RAW files have no fixed look — every program renders them differently. This tool gives you two modes: Fast mode extracts the full-size JPEG preview your camera itself rendered, so colours match exactly what you saw on the camera screen (film simulations and picture styles included). Full decode mode demosaics the sensor data with LibRaw using camera white balance — neutral output meant for further editing.

What's the difference between Fast mode and Full decode?

Fast mode pulls the camera-rendered JPEG embedded inside every RAW file — it is instant, and the colours are your camera's own rendering. It's the default, and the safe choice on phones. Full decode processes the actual sensor data (demosaic, white balance, colour transform) in WebAssembly, which takes a few seconds per file but works even when a file has no usable embedded preview, and renders at the sensor's native resolution. To keep your browser from running out of memory, very large files (around 40 megapixels and up — 24 on phones, or anything past 50 MB when the resolution can't be read) are automatically converted in Fast mode even when Full decode is selected; you'll see a note on the file when that happens.

What happens if my browser can't decode a file?

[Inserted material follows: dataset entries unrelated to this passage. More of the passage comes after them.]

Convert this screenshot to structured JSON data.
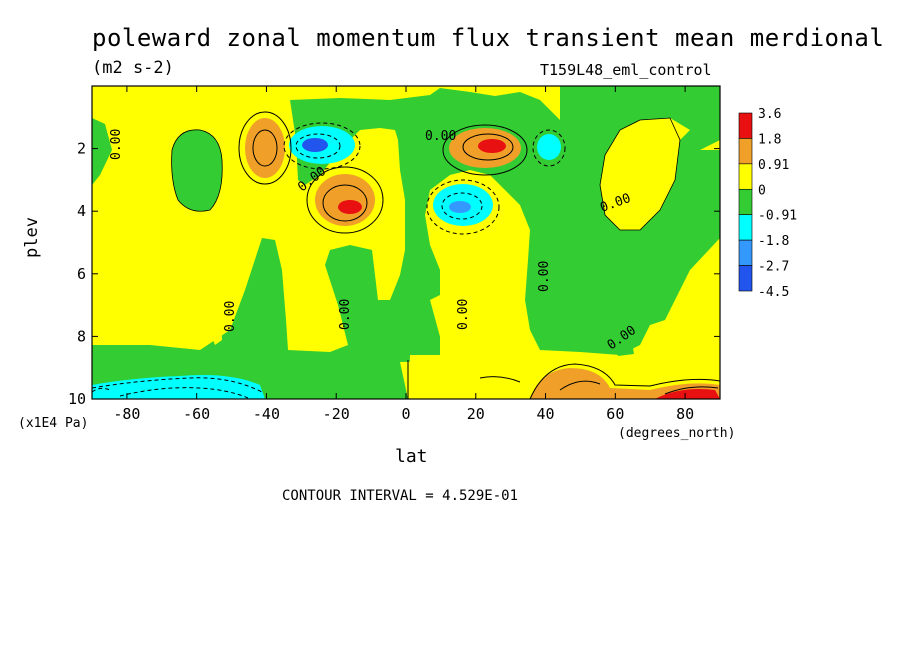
{
  "chart_data": {
    "type": "heatmap",
    "title": "poleward zonal momentum flux transient mean merdional",
    "units": "(m2 s-2)",
    "model_label": "T159L48_eml_control",
    "xlabel": "lat",
    "x_units": "(degrees_north)",
    "ylabel": "plev",
    "y_units": "(x1E4 Pa)",
    "xlim": [
      -90,
      90
    ],
    "ylim": [
      10,
      0
    ],
    "x_ticks": [
      -80,
      -60,
      -40,
      -20,
      0,
      20,
      40,
      60,
      80
    ],
    "y_ticks": [
      2,
      4,
      6,
      8,
      10
    ],
    "contour_interval_text": "CONTOUR INTERVAL = 4.529E-01",
    "contour_label_text": "0.00",
    "colorbar": {
      "levels": [
        "3.6",
        "1.8",
        "0.91",
        "0",
        "-0.91",
        "-1.8",
        "-2.7",
        "-4.5"
      ],
      "colors": [
        "#e81010",
        "#f0a028",
        "#ffff00",
        "#33cc33",
        "#00ffff",
        "#3399ff",
        "#2255ee"
      ]
    },
    "features": [
      {
        "kind": "max",
        "lat": -41,
        "plev": 2.0,
        "value": 1.5
      },
      {
        "kind": "min",
        "lat": -27,
        "plev": 2.0,
        "value": -2.5
      },
      {
        "kind": "max",
        "lat": -17,
        "plev": 3.9,
        "value": 3.0
      },
      {
        "kind": "max",
        "lat": 25,
        "plev": 2.0,
        "value": 3.0
      },
      {
        "kind": "min",
        "lat": 17,
        "plev": 3.9,
        "value": -2.0
      },
      {
        "kind": "min",
        "lat": 44,
        "plev": 2.0,
        "value": -1.0
      },
      {
        "kind": "min",
        "lat": -47,
        "plev": 9.6,
        "value": -1.5
      },
      {
        "kind": "max",
        "lat": 44,
        "plev": 9.8,
        "value": 1.5
      },
      {
        "kind": "max",
        "lat": 80,
        "plev": 9.9,
        "value": 3.0
      }
    ]
  }
}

Nothing is ever uploaded — there is no server-side fallback, so the no-upload promise has zero exceptions. In the rare case a RAW file can't be decoded in your browser (a corrupted embedded preview, an unusual format variant, or a file too large for browser memory), the failed file simply shows a suggestion to try Media Moana, our hosted media platform built for converting and managing large RAW libraries on managed infrastructure. Whether you follow that link is entirely up to you; on this site your files never leave your device.

Which RAW formats are supported?

All common ones: Canon CR2/CR3/CRW, Nikon NEF/NRW, Sony ARW/SR2/SRF, Adobe DNG, Fujifilm RAF, Panasonic RW2, Olympus ORF, Pentax PEF, plus long-tail formats like Sigma X3F, Hasselblad 3FR/FFF, Phase One IIQ, Mamiya MEF, Kodak DCR/KDC, Leica RWL, Samsung SRW, Epson ERF, Minolta MRW and Leaf MOS. If your camera shoots it, drop it in.

Is there a file size or quantity limit?

There is no hard limit. Server-based converters cap uploads because your files consume their bandwidth and CPU; here converting RAW to JPG happens on your machine, so the only practical limit is your device's memory. Desktop browsers comfortably handle very large files and big batches.